"How eternally sentimental we are! Well, yes, it is. But capacities differ. I daresay she doesn't know she's deficient, and she certainly won't imagine that her mother has given her away."
"I suppose I deserve that, but I had to talk to somebody. And really it's best to choose a man; sometimes it stops there then."
"Why not your husband? No? Ah, he has too many opportunities of reminding you of the indiscretion! You were quite right to talk to me. We shall look on at what happens with all the greater interest because we've discussed it. And, as I've said, I'm decidedly hopeful."
"We might have developed her affections when she was a child. I'm sure we might."
"Oh, I shall go! You send for a clergyman!"
Mrs. Selford shook her head sadly, even while she smiled. She could not be beguiled from her idea, nor from the remorse that it brought. The pictures, the dogs, and sentimental squabbling with her husband had figured too largely in the household; she connected with this fact the disposition which she found in Anna.
"Being a bit hard isn't a bad thing for your happiness," Caylesham added as a last consolation.

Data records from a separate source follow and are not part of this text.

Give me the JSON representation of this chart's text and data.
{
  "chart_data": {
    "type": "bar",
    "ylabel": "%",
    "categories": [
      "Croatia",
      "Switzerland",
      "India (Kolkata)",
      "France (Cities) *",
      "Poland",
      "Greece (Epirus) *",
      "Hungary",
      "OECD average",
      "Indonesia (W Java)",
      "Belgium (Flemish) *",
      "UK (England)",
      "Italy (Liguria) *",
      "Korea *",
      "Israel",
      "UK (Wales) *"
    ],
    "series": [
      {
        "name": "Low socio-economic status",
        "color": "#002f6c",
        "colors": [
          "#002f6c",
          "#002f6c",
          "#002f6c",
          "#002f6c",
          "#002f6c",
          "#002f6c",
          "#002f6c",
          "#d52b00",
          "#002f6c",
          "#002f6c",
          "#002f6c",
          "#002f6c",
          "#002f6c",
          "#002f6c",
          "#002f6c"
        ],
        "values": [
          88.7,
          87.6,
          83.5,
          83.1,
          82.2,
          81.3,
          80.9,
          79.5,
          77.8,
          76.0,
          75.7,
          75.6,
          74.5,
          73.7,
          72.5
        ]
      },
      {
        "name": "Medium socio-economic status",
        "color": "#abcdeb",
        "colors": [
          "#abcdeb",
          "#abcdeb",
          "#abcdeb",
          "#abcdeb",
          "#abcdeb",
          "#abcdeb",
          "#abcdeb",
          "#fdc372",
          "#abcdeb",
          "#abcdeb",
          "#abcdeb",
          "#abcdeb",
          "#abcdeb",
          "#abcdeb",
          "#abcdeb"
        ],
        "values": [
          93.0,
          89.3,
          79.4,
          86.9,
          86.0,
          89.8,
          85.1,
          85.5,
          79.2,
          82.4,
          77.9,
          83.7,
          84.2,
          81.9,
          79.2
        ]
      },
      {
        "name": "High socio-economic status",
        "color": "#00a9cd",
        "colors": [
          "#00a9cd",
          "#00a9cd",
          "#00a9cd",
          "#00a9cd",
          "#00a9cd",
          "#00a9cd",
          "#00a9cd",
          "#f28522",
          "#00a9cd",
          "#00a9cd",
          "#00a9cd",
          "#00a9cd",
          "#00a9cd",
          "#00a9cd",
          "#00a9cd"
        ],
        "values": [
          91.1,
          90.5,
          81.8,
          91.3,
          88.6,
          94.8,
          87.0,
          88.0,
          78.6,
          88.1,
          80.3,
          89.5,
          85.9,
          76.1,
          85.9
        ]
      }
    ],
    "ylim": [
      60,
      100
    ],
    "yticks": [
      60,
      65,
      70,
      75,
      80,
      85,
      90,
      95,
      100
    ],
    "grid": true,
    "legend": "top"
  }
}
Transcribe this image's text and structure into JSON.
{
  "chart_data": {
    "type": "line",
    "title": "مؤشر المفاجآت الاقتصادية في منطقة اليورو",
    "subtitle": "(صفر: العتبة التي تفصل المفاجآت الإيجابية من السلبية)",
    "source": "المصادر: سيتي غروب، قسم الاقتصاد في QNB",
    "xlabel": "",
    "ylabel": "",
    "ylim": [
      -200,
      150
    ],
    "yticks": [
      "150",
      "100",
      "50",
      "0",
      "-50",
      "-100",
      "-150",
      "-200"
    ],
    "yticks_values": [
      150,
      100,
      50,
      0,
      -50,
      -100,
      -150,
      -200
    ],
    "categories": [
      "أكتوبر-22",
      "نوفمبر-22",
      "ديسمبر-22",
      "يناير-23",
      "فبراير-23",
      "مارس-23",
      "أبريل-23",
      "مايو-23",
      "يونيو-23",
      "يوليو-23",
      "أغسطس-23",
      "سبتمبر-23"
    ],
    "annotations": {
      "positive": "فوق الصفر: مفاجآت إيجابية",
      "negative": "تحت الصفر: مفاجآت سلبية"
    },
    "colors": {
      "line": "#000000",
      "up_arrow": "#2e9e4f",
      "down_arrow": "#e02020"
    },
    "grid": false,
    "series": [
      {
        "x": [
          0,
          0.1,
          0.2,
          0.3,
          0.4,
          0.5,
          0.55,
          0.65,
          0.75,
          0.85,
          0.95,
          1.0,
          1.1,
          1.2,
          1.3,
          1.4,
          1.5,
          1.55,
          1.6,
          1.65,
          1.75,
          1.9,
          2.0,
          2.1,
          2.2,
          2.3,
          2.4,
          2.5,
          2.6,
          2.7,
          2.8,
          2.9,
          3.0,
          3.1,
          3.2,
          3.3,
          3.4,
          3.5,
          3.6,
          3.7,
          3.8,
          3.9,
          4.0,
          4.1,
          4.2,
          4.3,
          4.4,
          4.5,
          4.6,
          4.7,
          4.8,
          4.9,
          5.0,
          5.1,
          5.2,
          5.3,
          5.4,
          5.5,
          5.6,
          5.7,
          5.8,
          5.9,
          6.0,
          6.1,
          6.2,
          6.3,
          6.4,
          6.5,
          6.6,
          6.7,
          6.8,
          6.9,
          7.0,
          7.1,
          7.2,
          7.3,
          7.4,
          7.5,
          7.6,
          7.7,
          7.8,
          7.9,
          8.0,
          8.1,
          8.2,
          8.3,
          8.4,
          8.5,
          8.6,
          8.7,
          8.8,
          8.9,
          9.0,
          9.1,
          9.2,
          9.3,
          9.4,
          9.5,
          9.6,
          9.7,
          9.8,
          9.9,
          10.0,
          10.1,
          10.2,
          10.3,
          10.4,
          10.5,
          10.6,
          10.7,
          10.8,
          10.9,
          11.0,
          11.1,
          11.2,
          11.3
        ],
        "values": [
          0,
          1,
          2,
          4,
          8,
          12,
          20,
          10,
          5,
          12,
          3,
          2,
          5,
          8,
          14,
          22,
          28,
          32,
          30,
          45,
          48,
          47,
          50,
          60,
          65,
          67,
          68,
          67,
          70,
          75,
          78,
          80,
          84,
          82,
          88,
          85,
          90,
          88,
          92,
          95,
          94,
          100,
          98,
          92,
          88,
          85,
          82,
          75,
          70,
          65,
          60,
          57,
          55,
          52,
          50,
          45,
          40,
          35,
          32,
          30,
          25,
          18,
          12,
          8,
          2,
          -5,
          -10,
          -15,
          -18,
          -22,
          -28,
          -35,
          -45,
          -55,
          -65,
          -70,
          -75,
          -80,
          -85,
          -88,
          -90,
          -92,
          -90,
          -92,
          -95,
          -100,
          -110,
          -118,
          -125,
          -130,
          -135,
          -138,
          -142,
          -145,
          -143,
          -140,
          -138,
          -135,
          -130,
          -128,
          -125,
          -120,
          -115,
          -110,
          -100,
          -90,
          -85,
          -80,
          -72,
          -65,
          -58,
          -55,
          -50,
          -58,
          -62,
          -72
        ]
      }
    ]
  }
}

Anna herself came in. No consciousness of deficiency seemed to afflict her; she felt no need of a development of her affections or of being more in love with Walter Blake. On the contrary she exhibited to Caylesham's shrewd eyes a remarkable picture of efficiency and of contentment. She had known what she wanted, she had discerned what means to use in order to get it, and she had achieved it. A perfect self-confidence assured her that she would be successful in dealing with it; her serene air, her trim figure and decisive movements gave the impression that here at least was a mortal who, if she did not deserve success, could command it. Caylesham looked on her with admiration—rather that than liking—as he acknowledged her very considerable qualities. The thing which was wanting was what in a picture he would have called "atmosphere." But here again her luck came in, or, rather, her clear vision; it was not fair to call it luck. The man she had pitched upon—that was fair, and Caylesham declined to withdraw the expression—at the time when she pitched upon him, was in a panic about "atmosphere." He had found too much of it elsewhere, and was uneasy about it in himself. He was not asking for softness, for tenderness, for ready accessibility to emotion or to waves of feeling. Her cleverness had turned to account even the drawback which made Caylesham, in the midst of his commendation, conscious that he would not choose to be her husband—or perhaps her son either.
"You'll make a splendid head of the family," he told her cheerfully. "You'll keep them all in most excellent order."
She chose to consider that he had exercised a bad influence over Walter Blake, and treated him distantly. Caylesham supported the entire injustice of her implied charge with good-humour.